What We Do Is Secret
- What We Do Is Secret book cover
- Author: Thorn Kief Hillsbery
- Language: English
- Genre: punk literature, LGBT literature
- Set in: Los Angeles
- Publisher: Villard
- Publication date: 2005
- Publication place: United States
- Media type: Print (paperback)
- Pages: 346 pp
- ISBN: 0-8129-7309-7 (paperback edition)
- OCLC: 55877401

= What We Do Is Secret (novel) =

2005 novel by Thorn Kief Hillsbery

What We Do Is Secret is the second punk novel by Thorn Kief Hillsbery, published by Villard in 2005, with a subsequent e-book edition released in 2007. The novel was nominated for a Lambda Literary Award in fiction. Writing for Out, Aaron Hamburger named it one of the top five books of 2005 and "a wild ride of a novel that careens through a fateful evening in L.A.'s punk scene."

What We Do Is Secret takes place in Los Angeles in 1981, six months after the death of Darby Crash (lead singer of the Germs). It is narrated by hustler and street punk Rockets Redglare, who knew Darby personally. Like a punk American Graffiti, the action occurs over the course of 24 hours,"as Rockets amps up for another night looking for tricks and scrounging a meal, Sex Pistols and X lyrics on repeat in his head...he’s come to a turning point–the scene is changing, and nothing’s as easy as it was when Darby brought him into the fold." Though the novel is a work of fiction, numerous real-life figures from the L.A. punk scene make appearances. The first edition cover image is by influential skate photographer Tobin Yelland.

==Synopsis==
Set over the course of a single day, the narrative moves from day to night and from east ("East of La Brea") to west ("West of the West"), from Hollywood to a secret surf spot in-between the old Pacific Ocean Park pilings in Santa Monica where the book's rain-swept denouement takes place.

Narrator Rockets and his crew of street punks, Siouxie, Squid, and Blitzer, turn tricks and pull off various capers to make enough money to buy drugs (typically poppers, tabs, and the amphetamine derivative Desoxyn) and make it to the night's punk show at The Vex. Despite his age, Rockets is accepted as one of the gang, but he is secretly scared of being returned to a group home.

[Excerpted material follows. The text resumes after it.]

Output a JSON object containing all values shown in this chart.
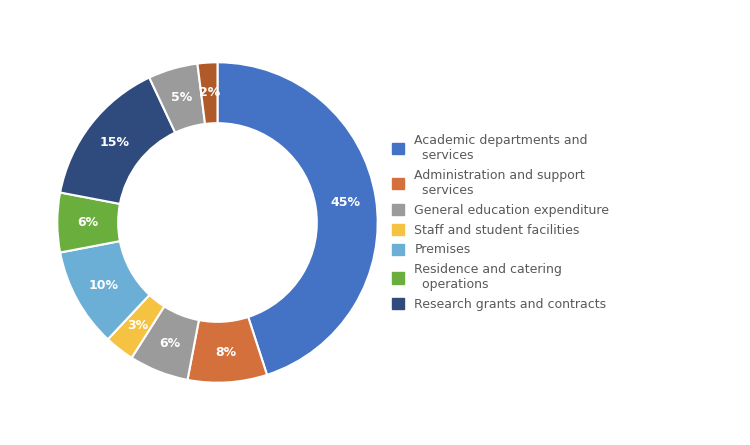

Rockets is a throwaway kid, abandoned at birth by his junkie parents, and he found a home among the misfits drawn to the Masque, the basement epicenter of L.A.'s nascent punk scene. He and Darby had a sexual relationship and Rockets, like many in the scene, looked up to Darby. Rockets was aware, however, that he was often manipulated by Darby's mind games and talent for controlling people. After Darby's suicide by heroin overdose, the scene has begun to fragment. Rockets and Blitzer, a heroin addict, gradually become more intimate, sexually and otherwise. Blitzer holds out the hope of a new life for the two of them together in Idaho. When two gay tourists turn up looking for drugs and subsequently hire the crew to show them around L.A., Blitzer devises a scheme to get the money he and Rockets need to skip town and leave their lives on the Hollywood streets behind.